Report: UK Visa Scammers Offer Men £10K To Pose As Fathers

Facts

  • A BBC Newsnight investigation has revealed that multiple British men have taken payments of thousands of pounds to add their names to birth certificates of migrant women's babies, helping the child to get UK citizenship and the mother a residency route.1
  • This comes as an undercover researcher, posing as a pregnant woman who was living in the UK illegally, spoke to agents and claimed the process was "very easy" and that the passport would "definitely be granted," with British men receiving up to £11K ($13.7).2
  • The report also drew on allegations made by two women who claimed to have paid from £9K to £10K for a fake father to appear on their children's birth certificates, with one of them later discovering that the man had lied about his immigration status.3
  • Fraudsters have allegedly been using Facebook to find and attract prospective "fathers" on claims that they have helped thousands of women with the move.

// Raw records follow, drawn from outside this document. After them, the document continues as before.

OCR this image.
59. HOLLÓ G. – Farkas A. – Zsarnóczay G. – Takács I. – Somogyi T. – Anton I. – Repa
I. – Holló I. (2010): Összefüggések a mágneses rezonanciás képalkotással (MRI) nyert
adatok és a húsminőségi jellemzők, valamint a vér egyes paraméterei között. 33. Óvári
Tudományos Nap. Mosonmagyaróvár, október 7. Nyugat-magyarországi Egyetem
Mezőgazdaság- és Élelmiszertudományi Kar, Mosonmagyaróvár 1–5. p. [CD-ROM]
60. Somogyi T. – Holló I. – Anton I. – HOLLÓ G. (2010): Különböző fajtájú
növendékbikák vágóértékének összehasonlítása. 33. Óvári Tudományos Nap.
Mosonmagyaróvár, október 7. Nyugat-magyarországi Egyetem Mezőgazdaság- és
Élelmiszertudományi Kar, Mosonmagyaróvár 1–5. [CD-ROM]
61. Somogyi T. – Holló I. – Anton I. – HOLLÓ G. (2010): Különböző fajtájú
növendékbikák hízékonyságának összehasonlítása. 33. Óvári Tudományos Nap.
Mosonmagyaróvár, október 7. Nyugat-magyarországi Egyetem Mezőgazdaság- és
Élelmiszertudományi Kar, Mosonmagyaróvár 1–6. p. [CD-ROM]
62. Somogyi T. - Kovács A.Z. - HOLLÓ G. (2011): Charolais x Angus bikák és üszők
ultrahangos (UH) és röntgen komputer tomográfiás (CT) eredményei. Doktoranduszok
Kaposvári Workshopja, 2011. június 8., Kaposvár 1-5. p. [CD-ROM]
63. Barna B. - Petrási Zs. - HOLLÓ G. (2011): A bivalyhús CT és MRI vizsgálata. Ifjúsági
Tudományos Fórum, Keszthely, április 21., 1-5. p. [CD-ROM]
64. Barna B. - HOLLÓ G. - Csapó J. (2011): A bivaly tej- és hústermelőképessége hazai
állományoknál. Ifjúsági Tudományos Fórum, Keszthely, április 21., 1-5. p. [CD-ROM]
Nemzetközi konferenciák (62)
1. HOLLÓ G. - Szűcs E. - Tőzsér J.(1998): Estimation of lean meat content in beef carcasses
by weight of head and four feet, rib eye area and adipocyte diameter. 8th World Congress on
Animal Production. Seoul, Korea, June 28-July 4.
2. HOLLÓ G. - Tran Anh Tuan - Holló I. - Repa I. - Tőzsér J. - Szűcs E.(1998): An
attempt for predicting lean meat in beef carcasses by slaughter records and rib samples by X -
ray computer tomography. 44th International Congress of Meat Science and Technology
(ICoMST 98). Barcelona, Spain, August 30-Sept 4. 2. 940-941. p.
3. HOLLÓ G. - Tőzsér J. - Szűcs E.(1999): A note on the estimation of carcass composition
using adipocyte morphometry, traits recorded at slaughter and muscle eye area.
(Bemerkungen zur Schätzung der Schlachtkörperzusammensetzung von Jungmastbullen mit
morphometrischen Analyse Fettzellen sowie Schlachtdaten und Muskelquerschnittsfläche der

Though Facebook's parent company Meta asserts such content violates its policies and is to be removed, the investigation claims it was widely advertised on some Vietnamese groups for job seekers.4
  • Under Home Office rules, a parent who has sole or shared parental responsibility over a child that lives in the UK and is already a British citizen can apply for a family visa as long as the other parent is a British citizen as well.5
  • Last year, more than 4.8K family visas were granted to "other dependents," but the scale of the alleged fraud couldn't be estimated as the Home Office doesn't detail data on visas granted for non-UK parents of British children.1

Sources: 1BBC News, 2Express.co.uk, 3The Telegraph, 4Guardian, and 5Daily Mail.

Narratives

  • Establishment-critical narrative, as provided by The Telegraph. This is just the latest way that economic migrants and people traffickers have found ways to skip the line for regular migration, as Conservative governments have successively failed to curb illegal immigration for more than a decade. Britain must restore control over its borders and scrutinize allegations made by those applying for family visas and claiming asylum.
  • Pro-establishment narrative, as provided by Daily Mail. While this report is concerning, authorities have been working to curb a range of very sophisticated immigration scams. It is outrageous that fraudsters would take advantage of a rule enshrined in law to protect children, and officials are prepared to fully investigate these claims.